The Court concedes that under Williams v. Birkeness, 34 F.3d 695 (8th Cir.1994), an EMTALA plaintiff must show “that the hospital treated [him] ... differently from other patients.” Id. at 697. Williams claimed a heart condition was not correctly diagnosed. Exactly the same argument that the Court accepts here could be made in the Williams situation: “I was seen at the emergency room and diagnosed with a non-life-threatening inflammation of my chest cartilage; in fact, I had a heart condition that later caused a heart attack; patients with such a heart condition are normally treated more intensively than I was.” The Court’s rationale in the present case, as a matter of logic, is inconsistent with the holding in Williams “that § 1395dd(a) requires uniform treatment of all patients but does not require correct diagnosis.” 34 F.3d at 697.

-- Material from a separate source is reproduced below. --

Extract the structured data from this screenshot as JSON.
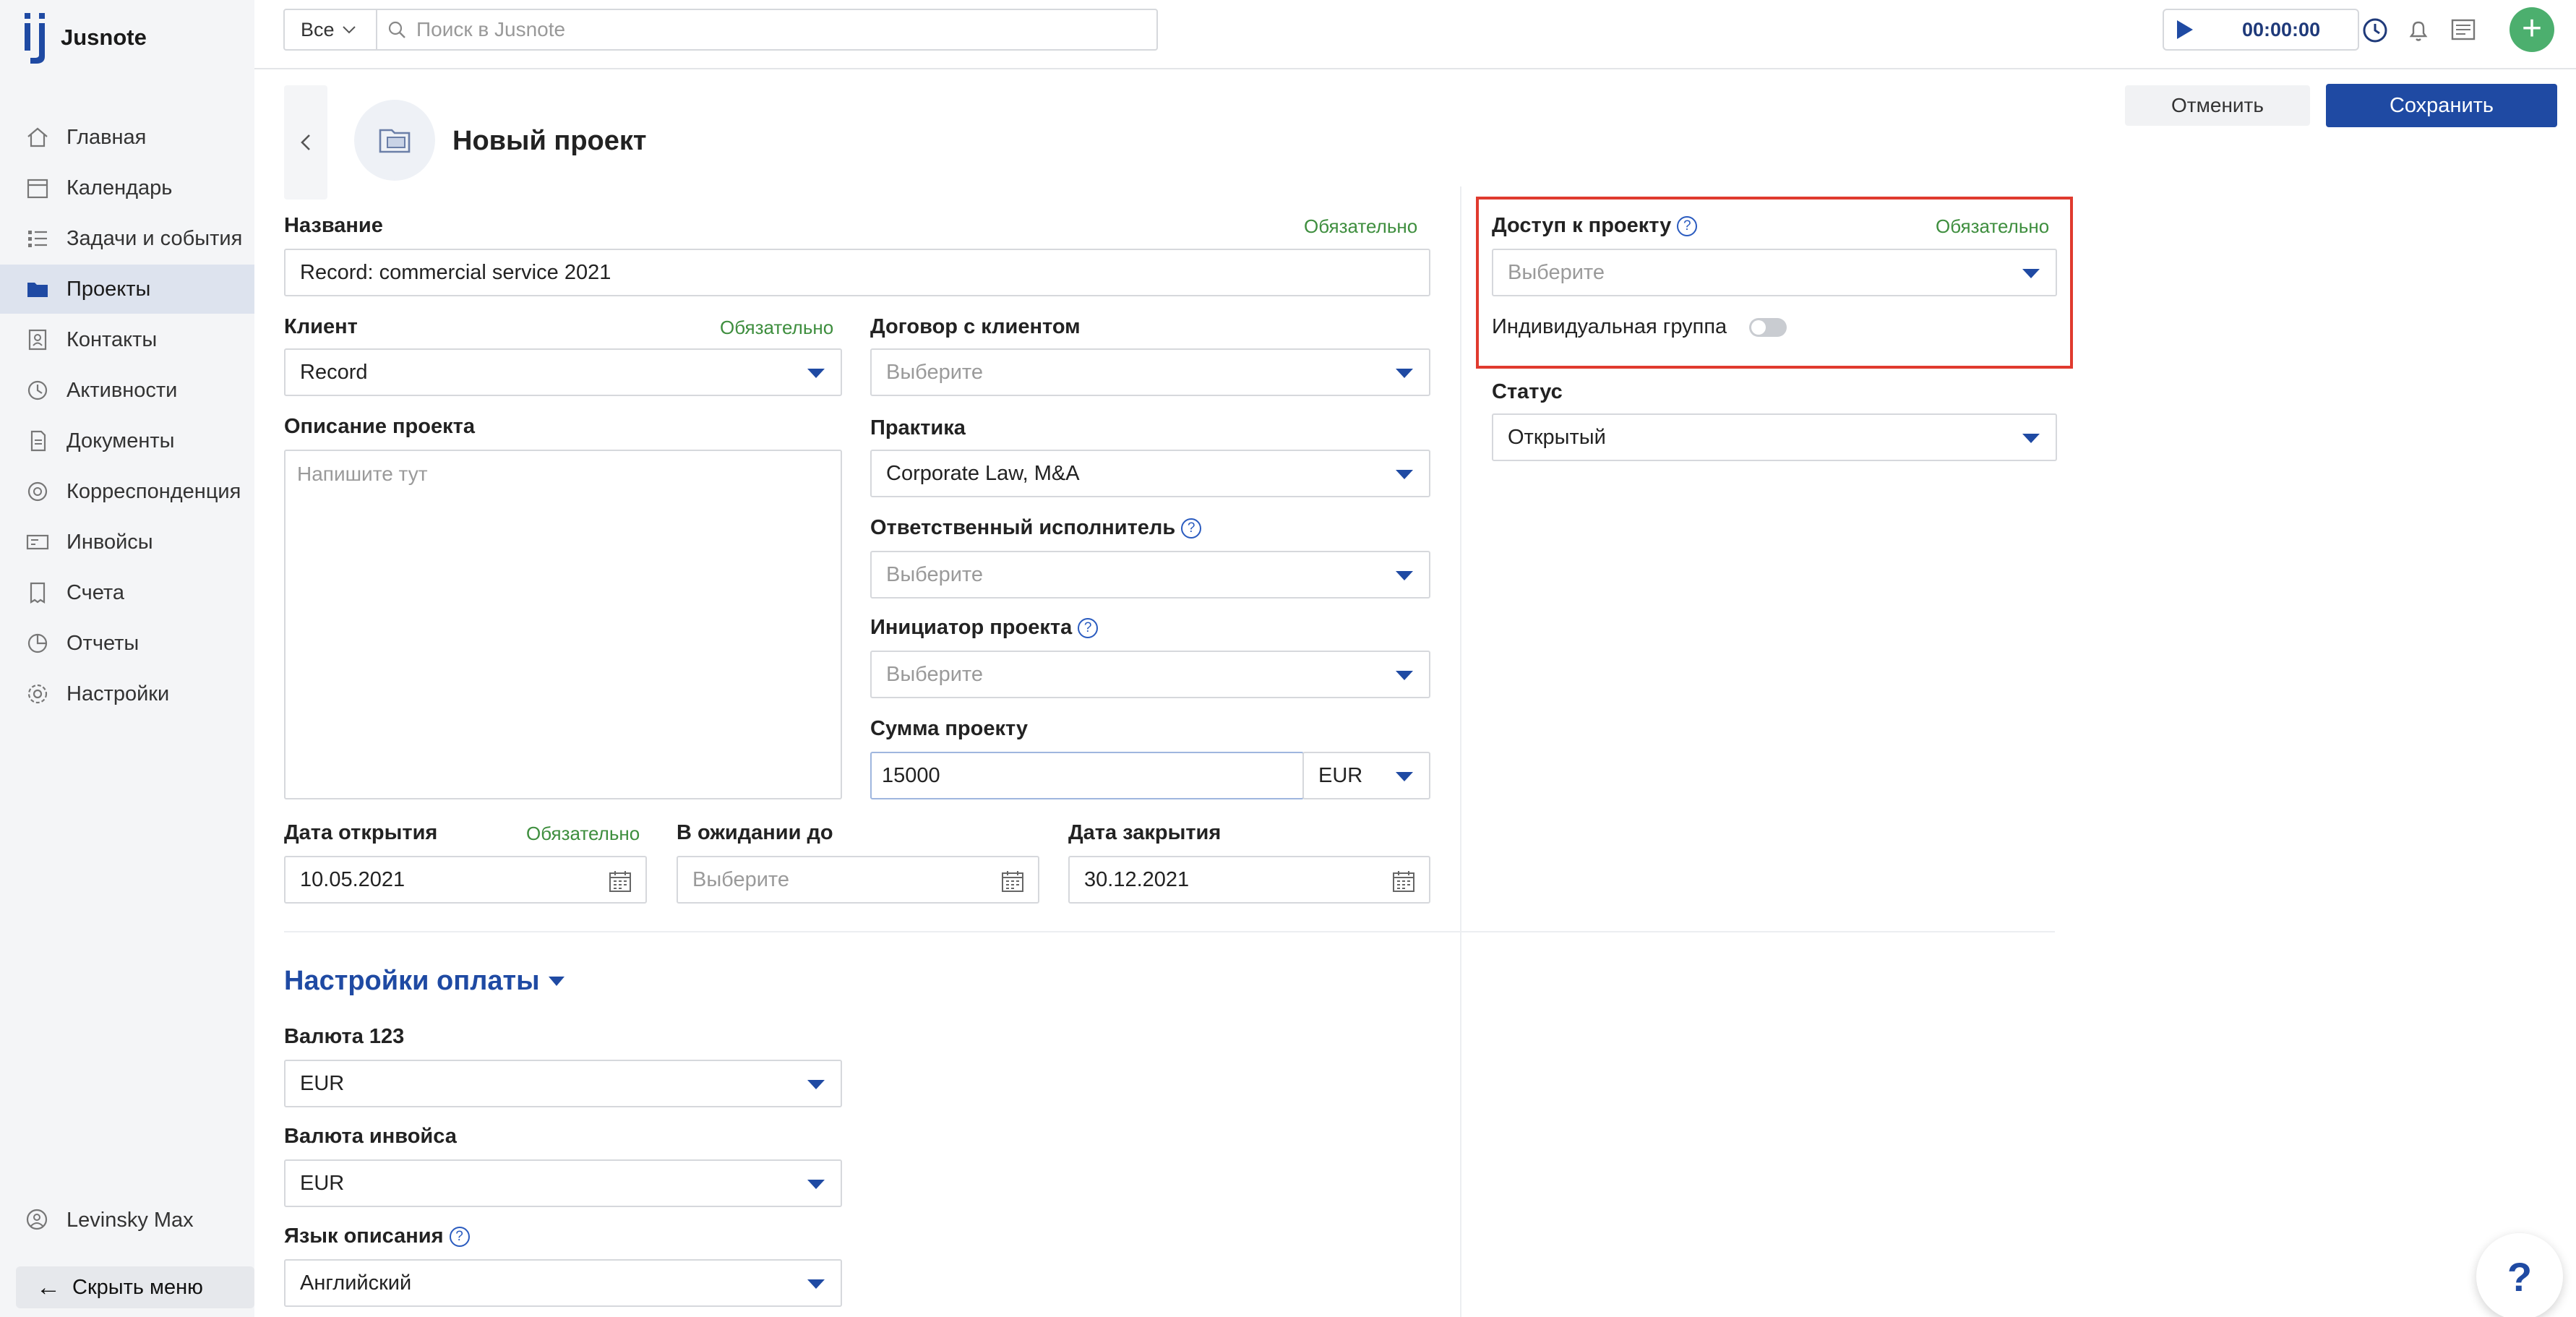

*906Maybe Dr. Ferrell isn’t remembering correctly what Mr. Summers said. This would be understandable in view of the fact that the doctor was working 80 hours a week at four different hospital emergency rooms. Reply Brief 3. But if a mistake was made, it should have been pursued in a tort action in the state courts (there being no diversity of citizenship). Mr. Summers was not dumped. He was not discriminated against for financial or any other reasons. I believe he has no claim under EMTALA as that statute has, until now, been uniformly interpreted. I respectfully dissent.

ORDER

Jan. 18, 1996

Appellee’s petition for rehearing with suggestion for rehearing en banc has been considered by the court and is granted. The opinion and judgment of the court entered on November 9,1995, are vacated.

The en banc argument will be Tuesday, April 9, 1996, at 3:00 p.m. in St. Louis, MO.